I am a lifelong Republican. And I am exhausted.
Nearly all my career, I have worked for Republican candidates and conservative causes, managing campaigns, organizing coalitions and raising money. In 2010, I helped lead the Michigan Republican Party to its most successful election cycle in history. And for nearly two years, I served as U.S. Department of Education chief of staff in the Trump administration.
But this is 2020, so of course this year is different. I cannot vote for the Republican nominee for president. For the good of the party I have supported my entire life, but more importantly, for the sake of the country I love, I implore all patriotic Republicans to join me.
There is no need to relitigate this president’s well-known and well-documented transgressions and shortcomings. Nor am I interested in refuting my friends’ hollow attempts to justify their continued support for the president based on the rare policy victory of the day.
The presidency is more than advancing any individual policy or political appointment; bigger than any party or individual; more important than “winning.” Its platform is the most influential and consequential on the globe. What a president says, and doesn’t say, matters.
President Donald Trump thrives on purposely sowing strife and discord. I have seen it up close and in person. He does so at the expense of the nation’s interests, the health and prosperity of our fellow citizens, alliances forged through generations of sacrifice, and the personal safety of public servants.
Michigan residents have become too familiar with the latter through the foiled plot to kidnap and harm our governor. Instead of a prompt and unequivocal denouncement, the president responded with a chuckle to his supporters’ “Lock her up!” chants in Muskegon, then decreed: “Lock them all up!”
The woman in Michigan” has demonstrated more character than we have ever seen from this president. While I disagree with Gov. Gretchen Whitmer on many issues, I respect her. No governor or governor’s family should ever live in fear that a Twitter tirade from the president could encourage, exacerbate or inflame hostilities against them.
The Republican Party has allowed Trump to mortgage its soul, devolving into nothing more than a morally bankrupt conduit to propagate the president’s politics of division and destruction.
I ask my fellow Republicans: Is this honestly who we are?
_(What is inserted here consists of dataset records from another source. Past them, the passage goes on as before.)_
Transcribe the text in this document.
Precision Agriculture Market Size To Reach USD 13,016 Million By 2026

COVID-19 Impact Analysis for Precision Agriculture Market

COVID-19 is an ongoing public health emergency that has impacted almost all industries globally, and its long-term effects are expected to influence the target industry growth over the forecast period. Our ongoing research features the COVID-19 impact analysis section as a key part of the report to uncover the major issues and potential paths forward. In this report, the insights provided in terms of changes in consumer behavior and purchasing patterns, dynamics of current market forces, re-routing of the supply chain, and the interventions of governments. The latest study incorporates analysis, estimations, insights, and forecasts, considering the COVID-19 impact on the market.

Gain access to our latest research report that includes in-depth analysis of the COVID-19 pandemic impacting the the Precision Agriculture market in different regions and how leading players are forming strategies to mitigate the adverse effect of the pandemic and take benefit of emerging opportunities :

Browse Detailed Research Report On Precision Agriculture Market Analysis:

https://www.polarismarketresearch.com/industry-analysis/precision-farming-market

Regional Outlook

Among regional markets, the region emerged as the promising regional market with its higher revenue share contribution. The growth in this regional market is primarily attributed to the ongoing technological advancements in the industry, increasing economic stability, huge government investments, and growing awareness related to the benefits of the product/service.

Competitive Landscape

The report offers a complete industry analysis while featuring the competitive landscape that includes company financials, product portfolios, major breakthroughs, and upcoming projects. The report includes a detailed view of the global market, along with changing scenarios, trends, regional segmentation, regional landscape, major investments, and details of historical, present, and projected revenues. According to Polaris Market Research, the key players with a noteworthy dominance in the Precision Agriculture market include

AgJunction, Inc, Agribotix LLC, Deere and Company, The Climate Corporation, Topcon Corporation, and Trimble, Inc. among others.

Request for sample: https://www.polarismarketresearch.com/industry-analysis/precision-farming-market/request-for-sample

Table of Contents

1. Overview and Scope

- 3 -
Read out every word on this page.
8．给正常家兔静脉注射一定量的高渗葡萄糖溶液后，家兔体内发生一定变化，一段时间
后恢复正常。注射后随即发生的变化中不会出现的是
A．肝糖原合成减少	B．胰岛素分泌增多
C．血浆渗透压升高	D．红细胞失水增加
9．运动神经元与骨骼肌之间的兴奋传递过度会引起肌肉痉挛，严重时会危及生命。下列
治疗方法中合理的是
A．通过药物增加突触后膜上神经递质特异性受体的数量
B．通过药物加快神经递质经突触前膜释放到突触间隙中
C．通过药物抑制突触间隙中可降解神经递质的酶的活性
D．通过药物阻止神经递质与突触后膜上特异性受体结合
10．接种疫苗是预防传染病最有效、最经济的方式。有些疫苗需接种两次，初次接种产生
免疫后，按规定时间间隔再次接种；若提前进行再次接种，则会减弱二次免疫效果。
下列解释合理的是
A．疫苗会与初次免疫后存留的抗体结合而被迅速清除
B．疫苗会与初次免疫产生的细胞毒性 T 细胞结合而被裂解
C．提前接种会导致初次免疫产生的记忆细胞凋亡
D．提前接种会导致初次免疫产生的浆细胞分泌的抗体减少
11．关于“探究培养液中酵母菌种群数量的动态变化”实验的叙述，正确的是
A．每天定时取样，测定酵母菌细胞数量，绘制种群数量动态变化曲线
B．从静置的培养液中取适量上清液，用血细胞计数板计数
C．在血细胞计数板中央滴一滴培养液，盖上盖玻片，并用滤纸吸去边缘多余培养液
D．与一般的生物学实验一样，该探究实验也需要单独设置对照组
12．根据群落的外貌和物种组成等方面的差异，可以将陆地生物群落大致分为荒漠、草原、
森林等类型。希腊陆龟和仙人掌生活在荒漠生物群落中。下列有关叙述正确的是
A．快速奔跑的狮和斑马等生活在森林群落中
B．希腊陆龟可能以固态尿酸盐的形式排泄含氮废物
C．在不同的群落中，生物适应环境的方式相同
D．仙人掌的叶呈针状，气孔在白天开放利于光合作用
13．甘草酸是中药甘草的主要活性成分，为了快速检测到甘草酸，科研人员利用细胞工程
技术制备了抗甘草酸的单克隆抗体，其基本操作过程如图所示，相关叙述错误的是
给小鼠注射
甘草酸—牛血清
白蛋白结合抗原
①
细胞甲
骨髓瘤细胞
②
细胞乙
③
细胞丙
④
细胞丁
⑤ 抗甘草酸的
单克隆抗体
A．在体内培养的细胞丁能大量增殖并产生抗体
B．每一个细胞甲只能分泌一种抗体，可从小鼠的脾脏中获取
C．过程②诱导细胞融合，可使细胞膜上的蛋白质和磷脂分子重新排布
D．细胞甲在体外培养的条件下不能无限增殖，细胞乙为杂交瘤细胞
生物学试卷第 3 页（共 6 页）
Are the Pyrrhic victories worth it?
I strongly contend they are not. I have worked to advance education reform and school choice throughout my career. I am gravely concerned this president’s toxicity may sour a generation on those causes and many others I hold dear — causes that once united and defined the Republican Party.
Our Founders were not perfect. But they knew for the American experiment to endure, the underpinning of our institutions of government must be more than words on paper; that government also must be led by women and men of character. In Federalist 57, James Madison wrote: “The aim of every political constitution is, or ought to be, first to obtain for rulers men who possess most wisdom to discern, and most virtue to pursue, the common good of the society…”
Trump lacks even a modicum of the character the Founders recognized as requisite for the proper functioning of our self-governing Republic.
So, yes, I am tired. But I am not “tired of winning,” as you claimed I would be, Mr. President. I am tired of the division, discord, chaos, vitriol and hate. I am tired of your failure and refusal to lead.
Our party can — and must — do better. America deserves nothing less from us.